Submitted by jarekduda t3_zb7xjb in MachineLearning
I am working on 2nd order optimizer with Hessian estimator from online MLE linear regression of gradients, mostly updating 4 exponential moving averages: of (theta, g, theta*g, theta^2). Here is simple 2D Beale function example, after 30 steps it gets ~50x smaller values than momentum: https://github.com/JarekDuda/SGD-OGR-Hessian-estimator/raw/main/OGR%20beale.png
I wanted to propose a discussion about various 2nd order approaches using only gradients - I am aware of: conjugated gradients, quasi-Newton especially L-BFGS, Gauss-Newton.
Any others? Which one seems the more practical to expand for NN training?

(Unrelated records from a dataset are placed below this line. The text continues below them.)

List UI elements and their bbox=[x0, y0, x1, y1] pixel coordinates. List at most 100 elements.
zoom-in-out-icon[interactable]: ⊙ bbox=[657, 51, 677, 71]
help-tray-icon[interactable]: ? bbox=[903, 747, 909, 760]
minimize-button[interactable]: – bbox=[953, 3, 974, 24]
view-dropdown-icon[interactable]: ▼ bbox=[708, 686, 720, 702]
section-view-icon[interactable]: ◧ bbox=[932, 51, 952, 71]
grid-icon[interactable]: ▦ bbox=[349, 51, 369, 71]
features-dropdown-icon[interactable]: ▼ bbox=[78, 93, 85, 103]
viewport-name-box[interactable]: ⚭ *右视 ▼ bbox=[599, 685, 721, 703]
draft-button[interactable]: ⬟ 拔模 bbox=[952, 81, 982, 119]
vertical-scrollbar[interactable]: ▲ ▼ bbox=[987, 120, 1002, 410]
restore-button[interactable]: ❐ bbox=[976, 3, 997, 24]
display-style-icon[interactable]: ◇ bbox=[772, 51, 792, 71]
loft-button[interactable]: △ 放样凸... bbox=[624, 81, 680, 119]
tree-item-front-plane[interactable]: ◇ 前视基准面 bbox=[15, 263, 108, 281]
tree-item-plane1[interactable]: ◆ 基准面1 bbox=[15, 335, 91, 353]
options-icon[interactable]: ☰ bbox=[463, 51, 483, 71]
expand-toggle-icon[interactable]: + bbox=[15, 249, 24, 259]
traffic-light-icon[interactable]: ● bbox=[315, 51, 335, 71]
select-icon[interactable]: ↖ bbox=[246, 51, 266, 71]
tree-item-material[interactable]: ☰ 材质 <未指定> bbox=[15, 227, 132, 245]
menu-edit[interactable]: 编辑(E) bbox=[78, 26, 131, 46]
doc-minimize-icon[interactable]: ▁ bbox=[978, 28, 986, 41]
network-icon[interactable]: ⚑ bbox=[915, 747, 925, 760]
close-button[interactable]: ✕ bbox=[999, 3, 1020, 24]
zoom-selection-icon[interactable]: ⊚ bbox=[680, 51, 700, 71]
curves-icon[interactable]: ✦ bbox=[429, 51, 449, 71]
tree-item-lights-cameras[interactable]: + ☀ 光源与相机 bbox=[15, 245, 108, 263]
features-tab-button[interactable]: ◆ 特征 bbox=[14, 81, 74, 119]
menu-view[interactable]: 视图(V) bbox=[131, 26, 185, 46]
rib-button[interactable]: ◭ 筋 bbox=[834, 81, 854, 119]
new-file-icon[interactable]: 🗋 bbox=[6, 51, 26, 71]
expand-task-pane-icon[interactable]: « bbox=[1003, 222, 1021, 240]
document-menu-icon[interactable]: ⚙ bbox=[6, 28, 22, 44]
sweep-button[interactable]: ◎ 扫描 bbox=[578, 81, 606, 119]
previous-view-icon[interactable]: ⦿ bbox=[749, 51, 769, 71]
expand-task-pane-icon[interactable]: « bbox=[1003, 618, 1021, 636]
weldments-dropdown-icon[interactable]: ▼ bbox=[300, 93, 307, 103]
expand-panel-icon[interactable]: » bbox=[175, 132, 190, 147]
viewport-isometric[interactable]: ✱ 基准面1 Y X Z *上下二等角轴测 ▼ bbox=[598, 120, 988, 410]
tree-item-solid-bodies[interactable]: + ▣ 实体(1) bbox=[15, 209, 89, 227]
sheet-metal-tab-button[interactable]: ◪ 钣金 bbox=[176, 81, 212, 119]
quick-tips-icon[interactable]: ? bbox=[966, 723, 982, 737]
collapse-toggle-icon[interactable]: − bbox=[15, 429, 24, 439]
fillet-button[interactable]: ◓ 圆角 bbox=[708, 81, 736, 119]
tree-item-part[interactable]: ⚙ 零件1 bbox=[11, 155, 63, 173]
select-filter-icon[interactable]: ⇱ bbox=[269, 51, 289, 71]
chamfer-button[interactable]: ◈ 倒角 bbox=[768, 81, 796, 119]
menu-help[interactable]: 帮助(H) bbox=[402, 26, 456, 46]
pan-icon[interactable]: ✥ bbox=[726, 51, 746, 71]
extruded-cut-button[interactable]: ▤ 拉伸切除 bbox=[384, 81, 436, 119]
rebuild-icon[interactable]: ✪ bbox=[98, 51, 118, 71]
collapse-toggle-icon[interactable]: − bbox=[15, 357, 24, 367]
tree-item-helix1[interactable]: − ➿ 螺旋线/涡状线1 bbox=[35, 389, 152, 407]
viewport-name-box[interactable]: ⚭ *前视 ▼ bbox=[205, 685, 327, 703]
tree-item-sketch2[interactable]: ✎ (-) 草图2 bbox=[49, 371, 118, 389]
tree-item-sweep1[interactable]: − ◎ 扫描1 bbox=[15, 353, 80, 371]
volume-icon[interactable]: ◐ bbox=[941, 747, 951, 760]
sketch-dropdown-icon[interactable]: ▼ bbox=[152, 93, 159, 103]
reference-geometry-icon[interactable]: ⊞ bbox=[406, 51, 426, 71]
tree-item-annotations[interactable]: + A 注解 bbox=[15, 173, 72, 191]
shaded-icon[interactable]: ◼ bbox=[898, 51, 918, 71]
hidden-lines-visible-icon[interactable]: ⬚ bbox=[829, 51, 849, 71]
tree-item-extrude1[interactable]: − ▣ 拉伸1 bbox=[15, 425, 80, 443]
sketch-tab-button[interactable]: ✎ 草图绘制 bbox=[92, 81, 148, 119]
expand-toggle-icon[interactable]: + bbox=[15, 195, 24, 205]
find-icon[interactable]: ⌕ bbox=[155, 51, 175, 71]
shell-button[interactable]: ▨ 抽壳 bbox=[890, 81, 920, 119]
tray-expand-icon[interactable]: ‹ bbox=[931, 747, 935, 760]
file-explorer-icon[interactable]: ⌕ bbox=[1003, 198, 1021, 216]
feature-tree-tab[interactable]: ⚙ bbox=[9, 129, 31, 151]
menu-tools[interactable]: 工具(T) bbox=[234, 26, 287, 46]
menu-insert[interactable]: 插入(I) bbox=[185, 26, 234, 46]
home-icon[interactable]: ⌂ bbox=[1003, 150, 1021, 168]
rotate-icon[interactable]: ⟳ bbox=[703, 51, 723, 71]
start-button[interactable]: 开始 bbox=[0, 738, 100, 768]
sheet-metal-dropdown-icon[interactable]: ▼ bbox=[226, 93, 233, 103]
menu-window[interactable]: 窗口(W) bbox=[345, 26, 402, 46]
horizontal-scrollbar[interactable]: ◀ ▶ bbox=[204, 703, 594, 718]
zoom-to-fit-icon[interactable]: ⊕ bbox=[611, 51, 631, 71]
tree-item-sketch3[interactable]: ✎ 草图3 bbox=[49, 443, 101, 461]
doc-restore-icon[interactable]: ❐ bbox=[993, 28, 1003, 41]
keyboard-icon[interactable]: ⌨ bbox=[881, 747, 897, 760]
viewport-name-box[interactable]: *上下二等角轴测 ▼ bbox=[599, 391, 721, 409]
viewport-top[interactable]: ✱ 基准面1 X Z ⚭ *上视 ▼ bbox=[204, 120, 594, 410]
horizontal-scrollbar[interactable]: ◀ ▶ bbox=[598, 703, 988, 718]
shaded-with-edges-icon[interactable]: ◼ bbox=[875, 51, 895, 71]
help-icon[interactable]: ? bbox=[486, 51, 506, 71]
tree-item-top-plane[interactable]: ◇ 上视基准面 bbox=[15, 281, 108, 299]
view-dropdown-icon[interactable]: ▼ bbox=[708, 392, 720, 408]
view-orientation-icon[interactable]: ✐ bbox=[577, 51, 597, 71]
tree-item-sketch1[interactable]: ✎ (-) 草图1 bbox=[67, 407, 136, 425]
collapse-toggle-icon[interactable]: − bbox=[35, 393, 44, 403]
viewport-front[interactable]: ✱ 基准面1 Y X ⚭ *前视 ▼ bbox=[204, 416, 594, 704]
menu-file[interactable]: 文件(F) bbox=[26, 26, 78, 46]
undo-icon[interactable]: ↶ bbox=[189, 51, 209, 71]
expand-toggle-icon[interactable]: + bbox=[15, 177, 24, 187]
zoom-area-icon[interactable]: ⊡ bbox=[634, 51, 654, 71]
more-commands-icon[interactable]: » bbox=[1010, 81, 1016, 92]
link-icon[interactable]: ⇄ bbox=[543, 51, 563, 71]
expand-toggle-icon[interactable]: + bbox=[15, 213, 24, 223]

How to transform them to high dimension? I thought about building 2nd order model on updated e.g. 10 dimensional locally interesting space e.g. from online PCA of gradients, and in the remaining directions still use e.g. momentum.
How to optimally use such estimated Hessian - especially handle very low and negative eigenvalues? (abs, div&cut above)
Slides with gathered various approach (any interesting missing?): https://www.dropbox.com/s/54v8cwqyp7uvddk/SGD.pdf
Derivation of this OGR Hessian estimator: https://arxiv.org/pdf/1901.11457
Red-Portal t1_iyprcgo wrote
Isn't what you implemented more or less a variant of BFGS? Stochastic BFGS is very well known to not work very well on deep neural networks.